MARRIAGE

Marriage is the final initiation into the Balinese community. Most Balinese consider it an important social obligation to raise a family and carry on the family name, and only a stable married man or household head may become a member of the banjar. A person who never marries is looked upon as an oddity; if a man dies a bachelor the Balinese say that in the next life he will feed pigs, a woman's task. If a woman dies childless, she is doomed to be suckled by a giant caterpillar.
     Many Balinese marriages are still prearranged or negotiated, though young men may also "kidnap" their wives, and mixed-caste marriages are increasingly common. Marriage customs differ from caste to caste and village to village, but all Balinese marriage practices share fundamental similarities. There are basically two ways to get married on Bali, ngerorod and mapadik.

Ngerorod
This is marriage by elopement, in which the prearranged honeymoon precedes the wedding ceremony. Since it's otherwise quite expensive to marry on Bali, ngerorod is becoming more and more popular. It has particular appeal to the Balinese sense of theater. Balinese love a spectacular kidnapping in which friends of the suitor capture a woman in the fields, on the road, or down by the river. Theatrics are paramount: she is expected to bite and kick her abductors in mock self-defense. These days it's more stylish and fashionable for the woman to be whisked away in a hired sedan, and more often than not she goes willingly. The couple then repairs to a friend's house stocked with provisions, offerings, and the bride's wardrobe. The woman's infuriated father sounds the alarm demanding to know what has become of his daughter. A search party is organized which eventually returns unsuccessful and exhausted.
     Meanwhile, the couple is consummating the marriage before special offerings (sesayut tabuh rah) have the time to wilt. These offerings alone make the marriage binding by customary law. Emissaries of the groom visit the bride's father to argue the advantages of the union. Begrudgingly, the girl's father gives in, after a suitable bride price has been agreed upon. The groom's father must finance and conduct the marriage ceremony, welcoming the bride as a new daughter into the family. The actual public wedding, within 42 days of the staged kidnapping, is only an official confirmation of their union. They are already married in the eyes of the gods.

Mapadik
This is marriage by consent, in which an upper-class couple conducts a formal courtship. Since daughters were once regarded as property useful for attaining a family's social and political goals, high-caste families tried to wed a son to the daughter of a friend or relative so a blood bond would unite the resources of both families.
     Under no circumstances may a woman "marry down," i.e., take a commoner. The preferred marriage is through a parallel patricousin, the father's brother's daughter. It has been noted that Triwangsa couples often get along so well because they are all first cousins.
     Traditionally, the man or his father jouneys three times to the bride's house with food and sirih. When the bride's family visits, the groom's father is obliged to give them food, sirih is chewed (an ancient, ritualistic means of coming to agreement), and presents are exchanged.

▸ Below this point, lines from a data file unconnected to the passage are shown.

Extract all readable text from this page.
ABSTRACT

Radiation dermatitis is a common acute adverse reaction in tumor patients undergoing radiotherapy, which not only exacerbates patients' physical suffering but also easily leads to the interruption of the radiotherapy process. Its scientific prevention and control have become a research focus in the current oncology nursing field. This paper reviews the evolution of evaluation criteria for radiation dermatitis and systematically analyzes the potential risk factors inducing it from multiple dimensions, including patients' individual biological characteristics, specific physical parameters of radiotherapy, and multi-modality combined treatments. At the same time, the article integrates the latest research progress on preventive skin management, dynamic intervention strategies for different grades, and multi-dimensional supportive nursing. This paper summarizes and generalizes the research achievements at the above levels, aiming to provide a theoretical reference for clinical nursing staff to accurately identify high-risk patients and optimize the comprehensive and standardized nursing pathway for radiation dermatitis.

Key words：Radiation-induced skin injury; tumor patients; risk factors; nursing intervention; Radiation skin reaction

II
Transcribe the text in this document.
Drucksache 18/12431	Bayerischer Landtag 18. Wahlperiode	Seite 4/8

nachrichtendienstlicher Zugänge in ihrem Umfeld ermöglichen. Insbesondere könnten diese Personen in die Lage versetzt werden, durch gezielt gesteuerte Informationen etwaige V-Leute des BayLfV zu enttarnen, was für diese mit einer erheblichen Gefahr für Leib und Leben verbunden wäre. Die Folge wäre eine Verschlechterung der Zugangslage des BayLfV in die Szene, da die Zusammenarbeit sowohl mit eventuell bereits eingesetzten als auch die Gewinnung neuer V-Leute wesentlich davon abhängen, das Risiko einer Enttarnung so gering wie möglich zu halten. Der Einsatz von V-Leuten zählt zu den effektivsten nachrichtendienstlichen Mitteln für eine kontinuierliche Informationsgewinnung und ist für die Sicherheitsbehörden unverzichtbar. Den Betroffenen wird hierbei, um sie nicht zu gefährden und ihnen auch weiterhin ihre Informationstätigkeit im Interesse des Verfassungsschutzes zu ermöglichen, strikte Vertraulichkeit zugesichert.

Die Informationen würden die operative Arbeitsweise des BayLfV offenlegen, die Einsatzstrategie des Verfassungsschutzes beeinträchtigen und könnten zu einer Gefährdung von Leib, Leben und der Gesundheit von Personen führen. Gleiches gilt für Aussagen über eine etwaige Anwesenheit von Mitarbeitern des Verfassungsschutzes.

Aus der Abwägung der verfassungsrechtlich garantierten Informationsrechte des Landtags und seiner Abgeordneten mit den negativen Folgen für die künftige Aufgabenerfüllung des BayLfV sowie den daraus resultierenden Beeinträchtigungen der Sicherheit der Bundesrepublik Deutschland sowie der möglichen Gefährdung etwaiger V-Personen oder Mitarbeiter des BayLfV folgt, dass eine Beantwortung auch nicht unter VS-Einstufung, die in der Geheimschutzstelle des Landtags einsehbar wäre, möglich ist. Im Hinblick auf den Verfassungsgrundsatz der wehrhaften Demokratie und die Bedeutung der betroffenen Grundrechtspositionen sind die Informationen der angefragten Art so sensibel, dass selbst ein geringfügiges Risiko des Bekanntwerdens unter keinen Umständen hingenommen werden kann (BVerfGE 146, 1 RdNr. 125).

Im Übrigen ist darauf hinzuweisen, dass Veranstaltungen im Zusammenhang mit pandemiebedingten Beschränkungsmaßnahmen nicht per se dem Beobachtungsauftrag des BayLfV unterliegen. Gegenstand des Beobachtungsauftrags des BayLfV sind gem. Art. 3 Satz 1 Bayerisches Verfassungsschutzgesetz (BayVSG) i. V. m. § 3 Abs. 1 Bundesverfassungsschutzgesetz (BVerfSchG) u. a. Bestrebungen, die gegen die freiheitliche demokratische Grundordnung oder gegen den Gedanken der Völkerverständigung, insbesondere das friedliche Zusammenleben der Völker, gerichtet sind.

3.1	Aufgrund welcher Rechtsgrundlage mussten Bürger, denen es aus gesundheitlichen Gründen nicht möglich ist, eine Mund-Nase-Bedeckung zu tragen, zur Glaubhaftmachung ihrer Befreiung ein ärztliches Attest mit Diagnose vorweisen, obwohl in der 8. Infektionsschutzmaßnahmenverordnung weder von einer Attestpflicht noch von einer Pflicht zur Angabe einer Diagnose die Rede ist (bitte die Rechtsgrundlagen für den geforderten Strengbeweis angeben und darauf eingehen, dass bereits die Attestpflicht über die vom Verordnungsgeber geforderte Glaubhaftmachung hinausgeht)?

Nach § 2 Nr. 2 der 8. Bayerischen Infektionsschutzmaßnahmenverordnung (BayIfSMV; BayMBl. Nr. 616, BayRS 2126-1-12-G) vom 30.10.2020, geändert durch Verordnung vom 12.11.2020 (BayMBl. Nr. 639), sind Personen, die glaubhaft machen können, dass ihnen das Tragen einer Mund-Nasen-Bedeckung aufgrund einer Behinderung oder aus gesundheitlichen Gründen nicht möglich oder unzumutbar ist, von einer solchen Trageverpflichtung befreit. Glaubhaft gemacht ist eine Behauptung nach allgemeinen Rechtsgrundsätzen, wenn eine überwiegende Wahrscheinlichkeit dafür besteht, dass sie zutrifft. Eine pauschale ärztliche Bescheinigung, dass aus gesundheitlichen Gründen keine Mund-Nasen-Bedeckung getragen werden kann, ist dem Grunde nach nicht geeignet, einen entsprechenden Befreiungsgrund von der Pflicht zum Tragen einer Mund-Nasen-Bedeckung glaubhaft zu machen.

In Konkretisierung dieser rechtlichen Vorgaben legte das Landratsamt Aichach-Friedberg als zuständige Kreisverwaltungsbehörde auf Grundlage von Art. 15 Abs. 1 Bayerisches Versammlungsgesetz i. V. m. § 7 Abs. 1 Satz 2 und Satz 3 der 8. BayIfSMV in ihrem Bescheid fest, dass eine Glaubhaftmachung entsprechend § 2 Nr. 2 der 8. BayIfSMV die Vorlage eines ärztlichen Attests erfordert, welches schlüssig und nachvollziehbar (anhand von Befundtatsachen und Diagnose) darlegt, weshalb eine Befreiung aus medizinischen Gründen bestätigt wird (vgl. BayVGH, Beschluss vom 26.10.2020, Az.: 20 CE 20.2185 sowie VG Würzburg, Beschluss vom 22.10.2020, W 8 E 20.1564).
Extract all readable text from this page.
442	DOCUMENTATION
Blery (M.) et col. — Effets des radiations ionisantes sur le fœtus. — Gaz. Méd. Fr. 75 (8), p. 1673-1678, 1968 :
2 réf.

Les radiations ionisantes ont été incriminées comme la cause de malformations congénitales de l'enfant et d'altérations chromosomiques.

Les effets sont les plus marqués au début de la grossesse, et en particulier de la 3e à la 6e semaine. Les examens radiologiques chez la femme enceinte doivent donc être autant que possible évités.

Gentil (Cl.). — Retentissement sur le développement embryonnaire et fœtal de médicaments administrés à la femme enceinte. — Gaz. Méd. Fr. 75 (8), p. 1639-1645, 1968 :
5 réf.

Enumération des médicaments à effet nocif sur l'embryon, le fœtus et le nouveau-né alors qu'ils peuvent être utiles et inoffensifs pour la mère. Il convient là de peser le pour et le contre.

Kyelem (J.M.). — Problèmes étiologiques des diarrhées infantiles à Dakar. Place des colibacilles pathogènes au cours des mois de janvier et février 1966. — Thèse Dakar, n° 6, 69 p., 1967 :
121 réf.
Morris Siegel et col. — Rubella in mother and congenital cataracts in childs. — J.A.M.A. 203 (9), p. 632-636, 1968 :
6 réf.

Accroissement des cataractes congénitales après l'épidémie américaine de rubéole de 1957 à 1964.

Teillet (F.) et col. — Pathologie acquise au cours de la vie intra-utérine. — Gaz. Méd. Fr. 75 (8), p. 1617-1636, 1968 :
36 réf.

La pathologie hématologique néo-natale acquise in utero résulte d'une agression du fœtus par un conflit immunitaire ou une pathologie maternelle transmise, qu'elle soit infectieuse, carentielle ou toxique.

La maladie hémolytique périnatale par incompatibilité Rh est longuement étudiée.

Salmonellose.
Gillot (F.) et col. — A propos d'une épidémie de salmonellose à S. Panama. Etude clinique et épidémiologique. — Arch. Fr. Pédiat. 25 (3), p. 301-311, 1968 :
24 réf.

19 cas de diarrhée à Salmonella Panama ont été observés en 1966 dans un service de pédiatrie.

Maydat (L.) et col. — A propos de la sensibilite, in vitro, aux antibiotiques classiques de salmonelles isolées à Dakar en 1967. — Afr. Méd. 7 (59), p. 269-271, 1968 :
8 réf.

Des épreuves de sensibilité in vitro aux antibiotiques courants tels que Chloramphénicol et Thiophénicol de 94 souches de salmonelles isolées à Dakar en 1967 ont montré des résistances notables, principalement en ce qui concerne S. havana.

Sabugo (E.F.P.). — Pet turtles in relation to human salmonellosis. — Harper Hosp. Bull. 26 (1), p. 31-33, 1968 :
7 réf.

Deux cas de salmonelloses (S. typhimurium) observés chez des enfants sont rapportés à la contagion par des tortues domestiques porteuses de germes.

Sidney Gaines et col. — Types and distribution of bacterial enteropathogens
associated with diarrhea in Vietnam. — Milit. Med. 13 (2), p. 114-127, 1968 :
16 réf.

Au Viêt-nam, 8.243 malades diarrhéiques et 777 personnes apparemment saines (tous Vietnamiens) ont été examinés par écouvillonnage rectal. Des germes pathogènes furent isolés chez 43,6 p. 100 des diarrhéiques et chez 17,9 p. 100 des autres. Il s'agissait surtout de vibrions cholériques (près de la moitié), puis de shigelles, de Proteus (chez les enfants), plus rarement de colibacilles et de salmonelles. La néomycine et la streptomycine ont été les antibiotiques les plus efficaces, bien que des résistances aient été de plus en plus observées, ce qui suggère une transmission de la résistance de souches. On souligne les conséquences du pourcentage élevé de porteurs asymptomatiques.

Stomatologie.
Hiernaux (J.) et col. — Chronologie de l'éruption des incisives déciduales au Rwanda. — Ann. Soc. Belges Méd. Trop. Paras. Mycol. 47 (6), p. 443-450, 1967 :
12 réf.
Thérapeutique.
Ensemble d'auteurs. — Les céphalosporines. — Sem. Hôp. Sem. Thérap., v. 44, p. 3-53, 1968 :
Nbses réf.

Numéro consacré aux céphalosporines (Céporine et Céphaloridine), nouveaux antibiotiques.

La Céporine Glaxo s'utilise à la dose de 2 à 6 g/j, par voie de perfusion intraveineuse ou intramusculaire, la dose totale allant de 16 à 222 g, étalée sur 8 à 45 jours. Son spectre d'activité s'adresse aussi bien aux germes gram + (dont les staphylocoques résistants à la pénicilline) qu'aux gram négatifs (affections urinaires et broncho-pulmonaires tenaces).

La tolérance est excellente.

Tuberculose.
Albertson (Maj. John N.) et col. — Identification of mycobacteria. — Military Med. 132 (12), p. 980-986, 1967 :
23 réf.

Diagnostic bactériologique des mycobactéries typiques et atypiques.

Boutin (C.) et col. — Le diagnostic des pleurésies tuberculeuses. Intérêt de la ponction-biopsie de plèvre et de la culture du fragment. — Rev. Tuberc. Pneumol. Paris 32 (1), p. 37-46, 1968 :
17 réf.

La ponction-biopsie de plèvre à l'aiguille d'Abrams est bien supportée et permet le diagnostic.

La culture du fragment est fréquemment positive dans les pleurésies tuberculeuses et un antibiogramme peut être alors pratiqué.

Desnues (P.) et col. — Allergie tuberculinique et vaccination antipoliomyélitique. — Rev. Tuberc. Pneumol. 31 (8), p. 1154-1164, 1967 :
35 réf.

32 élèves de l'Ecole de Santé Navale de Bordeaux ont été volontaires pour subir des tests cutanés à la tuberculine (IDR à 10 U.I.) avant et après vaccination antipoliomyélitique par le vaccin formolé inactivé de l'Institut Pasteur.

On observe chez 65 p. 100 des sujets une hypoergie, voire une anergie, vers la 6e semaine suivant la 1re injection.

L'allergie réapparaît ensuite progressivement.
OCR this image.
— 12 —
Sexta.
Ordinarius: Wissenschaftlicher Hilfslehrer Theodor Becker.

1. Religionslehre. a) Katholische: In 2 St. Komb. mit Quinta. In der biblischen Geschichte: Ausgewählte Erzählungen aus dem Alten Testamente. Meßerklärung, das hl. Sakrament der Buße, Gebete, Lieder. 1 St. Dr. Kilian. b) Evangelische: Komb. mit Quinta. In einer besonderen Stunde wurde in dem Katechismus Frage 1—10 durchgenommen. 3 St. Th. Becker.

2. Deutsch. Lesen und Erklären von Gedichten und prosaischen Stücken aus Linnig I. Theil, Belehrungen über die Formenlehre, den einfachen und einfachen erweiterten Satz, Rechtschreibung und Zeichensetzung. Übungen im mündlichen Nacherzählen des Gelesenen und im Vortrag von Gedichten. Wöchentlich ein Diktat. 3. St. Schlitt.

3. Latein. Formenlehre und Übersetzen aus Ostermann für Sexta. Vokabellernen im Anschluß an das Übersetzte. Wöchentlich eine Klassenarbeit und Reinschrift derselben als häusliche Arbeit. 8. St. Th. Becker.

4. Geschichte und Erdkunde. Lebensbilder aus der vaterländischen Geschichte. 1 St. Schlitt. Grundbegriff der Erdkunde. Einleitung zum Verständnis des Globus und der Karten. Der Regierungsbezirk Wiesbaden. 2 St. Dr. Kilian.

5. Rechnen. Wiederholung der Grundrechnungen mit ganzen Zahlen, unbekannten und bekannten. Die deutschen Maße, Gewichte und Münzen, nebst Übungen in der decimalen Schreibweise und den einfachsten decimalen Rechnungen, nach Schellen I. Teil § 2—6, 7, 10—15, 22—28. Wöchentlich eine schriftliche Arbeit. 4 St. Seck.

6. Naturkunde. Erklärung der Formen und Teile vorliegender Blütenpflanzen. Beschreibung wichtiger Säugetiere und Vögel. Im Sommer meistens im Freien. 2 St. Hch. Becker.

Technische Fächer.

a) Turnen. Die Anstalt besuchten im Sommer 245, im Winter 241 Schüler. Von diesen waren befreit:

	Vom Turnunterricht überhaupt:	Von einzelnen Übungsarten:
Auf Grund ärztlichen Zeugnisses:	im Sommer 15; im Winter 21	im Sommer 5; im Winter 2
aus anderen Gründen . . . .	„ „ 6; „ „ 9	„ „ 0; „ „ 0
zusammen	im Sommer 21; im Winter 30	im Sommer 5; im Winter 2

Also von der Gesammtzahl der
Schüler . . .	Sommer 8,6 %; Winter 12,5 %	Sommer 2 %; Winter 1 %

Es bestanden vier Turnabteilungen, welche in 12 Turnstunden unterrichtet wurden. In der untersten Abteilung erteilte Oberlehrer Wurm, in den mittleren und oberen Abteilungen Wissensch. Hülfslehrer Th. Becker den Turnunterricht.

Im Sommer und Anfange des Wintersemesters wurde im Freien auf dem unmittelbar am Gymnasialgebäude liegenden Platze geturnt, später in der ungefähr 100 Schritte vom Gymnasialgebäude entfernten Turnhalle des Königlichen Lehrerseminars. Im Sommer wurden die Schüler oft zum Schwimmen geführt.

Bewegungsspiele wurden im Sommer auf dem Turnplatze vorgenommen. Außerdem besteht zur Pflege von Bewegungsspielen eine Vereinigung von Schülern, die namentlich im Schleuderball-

The groom then regularly visits the home of his prospective bride, presenting gifts and performing services for his future father-in-law.
     The groom's family arranges and pays for the wedding, the date set well in advance on a propitious day. Wedding guests are often entertained by professional storytellers and musicians. Enormously detailed rules govern dining and seating arrangements. Sometimes the bride's family is not even invited.
     The actual ceremony varies. It could be very simple and short, presided over by a common temple pemangku, or it may be elaborate, expensive, and go on all day. Both the bride and groom dress in bright songket, with brocades of gold thread, and the woman's hair is decorated with glittering gold flowers.
     Usually the bride and groom offer food to one another, then simulate such domestic duties such as washing, cooking rice, and cutting bamboo. Prayers are intoned, then the couple eats together in public, feeding each other. This is an important symbolic act, as in former times only married men and women were allowed to eat food together in public. The priest then performs a ritual purification and blesses the couple. Neither rice nor flowers are thrown. Today there could very well be a Western-style buffet reception held afterward where speeches are offered by members of the two families.

Married Life
After the wedding, the new bride leaves her old ties behind and formally becomes a member of the husband's kin group and caste, serving the new family's gods. The couple resides in the house of the husband's parents for the first few years; relations with her own family may be severed.
     The wife owns all her clothes, jewelry, household utensils, pigs, and chickens, and often has her own income from the sale of market goods. Inheritance is invariably passed along the male line; the man owns the house, the rice fields, the cattle, and his tools, and is in charge of handling the money.
     Polygamy amongst the aristocracy was once widespread but is now quite rare. At one time the wife of a prince could hold varying levels of status in a puri, depending upon her caste and whether she ranked as first, second, third, or fourth wife. The prince usually did not even appear at his wedding ceremony with a low-caste bride; she was ceremonially married to his kris, or a tree.
     A man may be awarded a divorce by the village authorities if his wife is lazy, quarrelsome, adulterous, or sterile, while a woman may divorce her husband by simply leaving his home if he is cruel, under an occult power, or impotent.